La compétition compte trois disciplines: l’escalade de vitesse, qui consiste à grimper de bas en haut le plus vite possible. Le bloc, soit une succession de mouvements très difficiles réalisés sans corde à environ 2 mètres de hauteur, au-dessus d’un matelas en mousse, qui comporte beaucoup de jetés et de mouvements de coordination. Enfin, l’escalade de difficulté, qui vise à toucher la prise la plus haute possible en un temps maximum de 6 minutes. La spécialité de Katherine Choong.
Sponsors
Première aux Championnats du monde juniors en 2009, puis au classement général en Coupe d’Europe chez les jeunes deux ans plus tard, elle est finaliste en Coupe du monde élite à Kranj, en Slovénie, en 2018. Un palmarès qui ne lui permet toutefois pas de vivre de sa passion. Dans le milieu de la grimpe, les rémunérations sont modestes. Quelques centaines de francs en Coupe de Suisse, environ 3000 francs pour un titre sur le circuit mondial. «Seule une poignée d’athlètes parmi l’élite réussissent à vivre de leur sport», assure Katherine Choong.

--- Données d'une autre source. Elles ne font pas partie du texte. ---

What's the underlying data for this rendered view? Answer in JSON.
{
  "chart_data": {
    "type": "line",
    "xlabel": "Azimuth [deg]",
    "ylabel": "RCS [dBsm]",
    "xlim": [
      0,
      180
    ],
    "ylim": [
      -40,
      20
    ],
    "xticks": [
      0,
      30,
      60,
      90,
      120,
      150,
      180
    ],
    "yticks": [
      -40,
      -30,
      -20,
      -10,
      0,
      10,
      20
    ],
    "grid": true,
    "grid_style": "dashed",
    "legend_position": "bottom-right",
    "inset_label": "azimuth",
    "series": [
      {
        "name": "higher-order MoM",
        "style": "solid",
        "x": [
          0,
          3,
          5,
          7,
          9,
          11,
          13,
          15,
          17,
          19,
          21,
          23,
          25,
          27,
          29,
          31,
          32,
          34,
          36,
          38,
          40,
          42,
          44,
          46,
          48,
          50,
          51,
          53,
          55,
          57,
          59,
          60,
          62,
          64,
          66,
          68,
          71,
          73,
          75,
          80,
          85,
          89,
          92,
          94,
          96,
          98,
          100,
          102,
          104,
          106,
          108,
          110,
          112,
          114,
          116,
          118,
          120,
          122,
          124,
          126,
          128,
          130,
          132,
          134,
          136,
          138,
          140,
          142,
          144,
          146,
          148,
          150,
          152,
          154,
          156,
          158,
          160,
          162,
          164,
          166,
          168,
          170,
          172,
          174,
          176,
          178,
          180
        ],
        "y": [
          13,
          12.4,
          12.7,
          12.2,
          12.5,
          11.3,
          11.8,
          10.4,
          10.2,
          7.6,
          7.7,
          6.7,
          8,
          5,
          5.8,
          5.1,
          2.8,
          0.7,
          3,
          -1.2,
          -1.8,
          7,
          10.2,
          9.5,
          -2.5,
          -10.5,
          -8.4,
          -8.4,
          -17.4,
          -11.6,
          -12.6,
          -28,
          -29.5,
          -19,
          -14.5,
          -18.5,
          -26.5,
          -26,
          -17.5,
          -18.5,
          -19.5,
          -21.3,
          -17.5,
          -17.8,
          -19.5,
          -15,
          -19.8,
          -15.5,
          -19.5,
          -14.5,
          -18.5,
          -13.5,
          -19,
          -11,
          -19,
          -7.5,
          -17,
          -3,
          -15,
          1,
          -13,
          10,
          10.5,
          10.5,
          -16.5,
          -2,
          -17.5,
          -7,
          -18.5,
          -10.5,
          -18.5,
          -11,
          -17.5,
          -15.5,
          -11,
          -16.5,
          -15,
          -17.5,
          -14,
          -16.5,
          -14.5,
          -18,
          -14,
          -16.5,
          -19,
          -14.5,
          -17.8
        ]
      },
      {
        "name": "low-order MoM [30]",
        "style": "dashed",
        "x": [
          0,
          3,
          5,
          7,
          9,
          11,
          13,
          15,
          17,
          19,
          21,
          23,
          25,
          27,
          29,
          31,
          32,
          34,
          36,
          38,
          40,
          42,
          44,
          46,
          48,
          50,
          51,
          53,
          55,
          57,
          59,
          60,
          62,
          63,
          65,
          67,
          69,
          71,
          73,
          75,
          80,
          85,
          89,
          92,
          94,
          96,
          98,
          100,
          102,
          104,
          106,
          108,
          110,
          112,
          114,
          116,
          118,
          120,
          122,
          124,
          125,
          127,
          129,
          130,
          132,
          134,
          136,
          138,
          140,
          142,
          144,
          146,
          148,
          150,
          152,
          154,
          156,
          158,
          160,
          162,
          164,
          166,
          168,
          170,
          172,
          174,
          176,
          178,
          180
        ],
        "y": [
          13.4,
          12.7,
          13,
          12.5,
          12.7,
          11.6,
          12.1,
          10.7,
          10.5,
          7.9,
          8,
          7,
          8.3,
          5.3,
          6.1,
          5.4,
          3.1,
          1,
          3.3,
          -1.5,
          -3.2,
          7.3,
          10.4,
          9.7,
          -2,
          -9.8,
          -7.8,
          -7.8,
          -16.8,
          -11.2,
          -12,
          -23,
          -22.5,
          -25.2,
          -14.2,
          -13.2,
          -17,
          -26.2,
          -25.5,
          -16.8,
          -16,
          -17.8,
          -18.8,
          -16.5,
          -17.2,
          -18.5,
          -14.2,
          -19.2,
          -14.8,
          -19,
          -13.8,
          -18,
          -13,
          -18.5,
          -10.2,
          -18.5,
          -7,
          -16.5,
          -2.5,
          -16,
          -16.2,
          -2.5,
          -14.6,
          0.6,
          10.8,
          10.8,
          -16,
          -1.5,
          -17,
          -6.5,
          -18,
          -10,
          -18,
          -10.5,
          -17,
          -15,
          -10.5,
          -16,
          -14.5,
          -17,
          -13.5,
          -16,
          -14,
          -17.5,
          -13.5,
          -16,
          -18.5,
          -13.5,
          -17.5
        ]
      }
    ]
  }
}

Diplômée en droit de l’Université de Neuchâtel, la jeune femme s’en sort grâce au soutien de ses sponsors et à des heures de remplacement comme enseignante à l’école primaire. Jim, lui, a travaillé dans l’horlogerie, puis comme charpentier et constructeur métallique, avant de démarrer une formation de masseur médical. Ses connaissances manuelles lui ont permis d’aménager en camping-car ingénieux le vieux bus parqué devant la maison, dans lequel Katherine et lui partent dès que le temps le leur permet à la conquête de nouvelles parois. A Pâques, le couple a mis le cap sur la Catalogne.
Rêve californien
Mais le rêve de Katherine Choong se situe du côté de la Sierra Nevada, en Californie, dans le célèbre Parc national de Yosemite. Un décor qui inspire la grimpeuse depuis longtemps. «Nous y sommes passés lors de notre voyage en 2015. Hélas, je manquais encore d’expérience dans les big walls. J’espère pouvoir me lancer dans cette aventure-là un jour.»
Pour l’heure, l’athlète vise trois objectifs: conquérir une deuxième paroi 9a, réaliser une grande voie dans les Aiguilles du Midi et se qualifier pour les Championnats du monde de Tokyo en août prochain. A 27 ans, Katherine Choong ne tient décidément pas en place.